Un couvre-feu a été instauré mercredi de 20H00 à 05H30 dans la capitale et sa banlieue après des troubles dans "certains quartiers" de Tunis, où l'armée est déployée. Il a été strictement observé au centre de Tunis où ne circulaient mercredi soir que de rares patrouilles de police tandis que des habitants ont signalé des incidents en banlieue.
Le gouvernement du président Zine El Abidine Ben Ali, au pouvoir depuis 23 ans, a pourtant tenté de calmer le jeu, avec le limogeage du ministre de l'Intérieur et la libération de toutes les personnes arrêtées, à "l'exception de ceux qui sont impliqués dans des actes de vandalisme". Mais mercredi en début d'après-midi, la police a eu recours aux gaz lacrymogènes pour disperser la foule dans la capitale.
Des centaines de jeunes criant des slogans contre le régime sur la place de la porte de France ont essayé d'avancer vers l'avenue Habib Bourguiba. Les forces de sécurité leur ont barré la route en tirant des lacrymogènes. Aucun bilan de ces affrontements, les plus graves à Tunis depuis le début des émeutes en Tunisie en décembre, n'était immédiatement disponible. Des passants pris de panique ont été repoussés par la police dans les ruelles. Les souks se sont vidés et les commerces ont baissé leurs rideaux.
Armée déployée
L'armée avait été déployée pour la première fois dans Tunis et une banlieue populaire au lendemain de premiers affrontements mardi soir aux abords de la capitale. Ces violences qui ont fait en un mois entre 21 morts (bilan officiel) et plus de 50 tués (source syndicale) se sont également poursuivies mercredi en province.

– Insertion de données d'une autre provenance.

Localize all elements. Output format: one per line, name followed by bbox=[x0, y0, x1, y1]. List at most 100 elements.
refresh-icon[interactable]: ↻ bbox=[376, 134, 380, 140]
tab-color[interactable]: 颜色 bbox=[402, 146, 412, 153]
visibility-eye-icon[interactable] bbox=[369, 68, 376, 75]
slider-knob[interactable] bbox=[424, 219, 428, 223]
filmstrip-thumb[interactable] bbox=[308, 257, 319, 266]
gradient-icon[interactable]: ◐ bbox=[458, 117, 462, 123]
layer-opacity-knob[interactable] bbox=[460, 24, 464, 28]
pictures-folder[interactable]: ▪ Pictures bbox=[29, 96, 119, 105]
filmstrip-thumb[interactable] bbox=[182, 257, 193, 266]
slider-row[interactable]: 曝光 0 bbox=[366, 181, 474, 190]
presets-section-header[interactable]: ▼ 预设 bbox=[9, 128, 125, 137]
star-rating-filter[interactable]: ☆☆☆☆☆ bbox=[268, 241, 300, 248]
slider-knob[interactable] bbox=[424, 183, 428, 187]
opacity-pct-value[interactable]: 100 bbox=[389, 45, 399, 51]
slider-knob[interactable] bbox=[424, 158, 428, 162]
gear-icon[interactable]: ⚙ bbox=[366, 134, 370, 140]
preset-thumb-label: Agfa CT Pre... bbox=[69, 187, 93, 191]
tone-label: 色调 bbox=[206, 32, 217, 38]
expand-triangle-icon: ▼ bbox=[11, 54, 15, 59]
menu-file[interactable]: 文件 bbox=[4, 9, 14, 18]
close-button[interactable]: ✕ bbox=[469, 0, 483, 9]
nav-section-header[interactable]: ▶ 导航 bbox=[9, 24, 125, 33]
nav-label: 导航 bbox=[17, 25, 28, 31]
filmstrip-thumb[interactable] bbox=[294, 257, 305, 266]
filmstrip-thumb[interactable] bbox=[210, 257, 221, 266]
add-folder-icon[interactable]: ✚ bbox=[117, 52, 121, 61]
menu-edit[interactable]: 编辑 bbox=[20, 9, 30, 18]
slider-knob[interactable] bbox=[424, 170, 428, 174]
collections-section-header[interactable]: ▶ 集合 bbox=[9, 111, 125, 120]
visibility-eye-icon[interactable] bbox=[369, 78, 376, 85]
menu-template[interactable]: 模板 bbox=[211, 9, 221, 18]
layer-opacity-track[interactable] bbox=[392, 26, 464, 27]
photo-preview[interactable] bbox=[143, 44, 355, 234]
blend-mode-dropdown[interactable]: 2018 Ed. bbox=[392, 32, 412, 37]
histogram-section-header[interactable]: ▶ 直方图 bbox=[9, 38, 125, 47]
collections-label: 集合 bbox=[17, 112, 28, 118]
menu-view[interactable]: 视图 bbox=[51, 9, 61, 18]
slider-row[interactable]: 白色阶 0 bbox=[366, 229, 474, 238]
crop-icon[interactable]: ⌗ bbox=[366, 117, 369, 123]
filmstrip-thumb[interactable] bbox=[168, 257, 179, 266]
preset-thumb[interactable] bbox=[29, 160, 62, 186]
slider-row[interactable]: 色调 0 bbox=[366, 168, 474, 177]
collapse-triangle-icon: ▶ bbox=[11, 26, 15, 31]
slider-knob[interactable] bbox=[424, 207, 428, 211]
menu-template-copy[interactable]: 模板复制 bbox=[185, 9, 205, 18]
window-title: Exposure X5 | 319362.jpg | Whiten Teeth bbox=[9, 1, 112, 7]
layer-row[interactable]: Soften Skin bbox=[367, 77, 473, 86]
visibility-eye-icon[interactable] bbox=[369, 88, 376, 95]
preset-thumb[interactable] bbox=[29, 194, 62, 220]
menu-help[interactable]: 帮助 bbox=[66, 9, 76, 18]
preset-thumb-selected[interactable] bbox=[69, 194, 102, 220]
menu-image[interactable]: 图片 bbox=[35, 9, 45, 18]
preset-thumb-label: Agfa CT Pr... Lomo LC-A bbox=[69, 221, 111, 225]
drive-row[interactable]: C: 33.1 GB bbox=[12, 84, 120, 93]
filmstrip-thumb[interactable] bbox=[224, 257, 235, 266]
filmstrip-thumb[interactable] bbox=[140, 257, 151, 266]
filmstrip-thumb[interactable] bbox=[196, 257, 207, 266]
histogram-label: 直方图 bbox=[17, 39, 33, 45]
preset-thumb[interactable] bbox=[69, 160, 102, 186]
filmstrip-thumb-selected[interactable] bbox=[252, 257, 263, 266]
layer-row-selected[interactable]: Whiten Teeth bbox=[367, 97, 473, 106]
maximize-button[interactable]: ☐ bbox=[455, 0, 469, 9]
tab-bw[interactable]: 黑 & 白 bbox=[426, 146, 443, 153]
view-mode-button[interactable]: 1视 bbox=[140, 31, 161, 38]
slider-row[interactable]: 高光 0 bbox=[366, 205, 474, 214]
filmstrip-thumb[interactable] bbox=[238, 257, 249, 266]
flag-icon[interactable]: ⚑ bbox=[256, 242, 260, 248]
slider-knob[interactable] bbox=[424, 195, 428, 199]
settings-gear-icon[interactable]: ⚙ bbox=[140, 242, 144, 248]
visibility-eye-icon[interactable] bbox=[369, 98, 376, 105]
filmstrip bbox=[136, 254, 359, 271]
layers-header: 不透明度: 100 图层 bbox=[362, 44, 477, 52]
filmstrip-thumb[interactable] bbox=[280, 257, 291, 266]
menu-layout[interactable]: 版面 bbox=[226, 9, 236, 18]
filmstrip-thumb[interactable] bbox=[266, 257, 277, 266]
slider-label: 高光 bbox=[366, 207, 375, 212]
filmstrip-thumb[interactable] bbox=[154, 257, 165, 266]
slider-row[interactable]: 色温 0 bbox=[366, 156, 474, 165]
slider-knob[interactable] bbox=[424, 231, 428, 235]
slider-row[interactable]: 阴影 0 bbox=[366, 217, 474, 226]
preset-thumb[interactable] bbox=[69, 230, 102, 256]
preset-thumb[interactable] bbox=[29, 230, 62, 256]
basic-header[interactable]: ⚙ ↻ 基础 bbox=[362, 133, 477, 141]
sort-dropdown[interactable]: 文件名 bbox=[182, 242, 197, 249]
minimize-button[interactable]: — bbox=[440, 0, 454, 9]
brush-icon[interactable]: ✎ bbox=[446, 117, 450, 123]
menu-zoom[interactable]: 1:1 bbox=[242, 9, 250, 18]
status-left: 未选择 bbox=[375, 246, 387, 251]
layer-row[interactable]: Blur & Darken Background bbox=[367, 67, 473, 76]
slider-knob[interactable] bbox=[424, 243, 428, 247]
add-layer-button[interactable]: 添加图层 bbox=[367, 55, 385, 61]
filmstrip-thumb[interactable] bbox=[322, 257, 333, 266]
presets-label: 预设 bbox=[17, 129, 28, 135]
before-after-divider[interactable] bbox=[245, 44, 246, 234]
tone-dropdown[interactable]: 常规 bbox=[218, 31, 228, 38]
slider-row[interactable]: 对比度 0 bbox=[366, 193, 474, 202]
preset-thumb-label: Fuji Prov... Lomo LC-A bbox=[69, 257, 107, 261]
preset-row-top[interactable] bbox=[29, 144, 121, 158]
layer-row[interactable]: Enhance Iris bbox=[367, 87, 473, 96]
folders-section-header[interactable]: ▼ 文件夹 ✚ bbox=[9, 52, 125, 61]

Deux civils ont été tués par des tirs de la police à Douz (sud) lors d'une manifestation ayant dégénéré, a indiqué un témoin. L'une des victimes était professeur d'informatique à l'Université de Technologie de Compiègne (nord de la France). C'est la première fois depuis le début des émeutes que cette ville de 30’000 habitants, située à 550 km au sud de Tunis, connaît de telles violences.
A Thala (centre-ouest), un manifestant a été tué par balle et deux ont été blessés par les forces de sécurité mercredi soir. A Sfax, métropole économique à 300 km au sud de Tunis, cinq manifestants ont été blessés par des tirs de la police dans la ville, où une "grève générale" était observée.
Ministre limogé
Sur le plan politique, le limogeage du ministre de l'Intérieur Rafik Belhaj Kacem a été annoncé par le Premier ministre Mohamed Ghannouchi lors d'une conférence de presse. Il est remplacé par un universitaire, ancien membre de gouvernement, Ahmed Friaâ. Le Premier ministre a également annoncé la formation d'une commission d'enquête sur la corruption, un fléau que dénoncent opposition et ONG.
Mais le limogeage du ministre de l'Intérieur a très vite été jugé "insuffisant" par une formation de l'opposition, le Parti démocratique progressiste (PDP) qui a renouvelé son appel à des "réformes profondes" et à un gouvernement de salut national.
Le chef du Parti communiste des ouvriers de Tunisie (PCOT, interdit), Hamma Hammami, a par ailleurs été interpellé mercredi à son domicile, a annoncé à l'AFP son épouse Radia Nasraoui. Il s'agit du premier dirigeant politique interpellé depuis le début des émeutes.
afp/cht
Inquiétudes internationales
Les violences en Tunisie suscitaient toujours mercredi de vives inquiétudes dans la communauté internationale.
La Haut commissaire aux droits de l'homme de l'ONU, Navy Pillay, a appelé le gouvernement tunisien à mener des enquêtes "indépendantes crédibles", à la suite des informations sur un "usage excessif" de la force par les services de sécurité.
La porte-parole de la chef de la diplomatie européenne Catherine Ashton a de son côté condamné l'usage "disproportionné" de la force par la police. Les Etats-Unis et le Canada ont appelé à la retenue.
Et entre 700 et 1000 personnes, selon la police et les organisateurs, ont défilé mercredi à Marseille (sud de la France), aux cris de "Ben Ali assassin", en solidarité au mouvement de contestation du régime en Tunisie.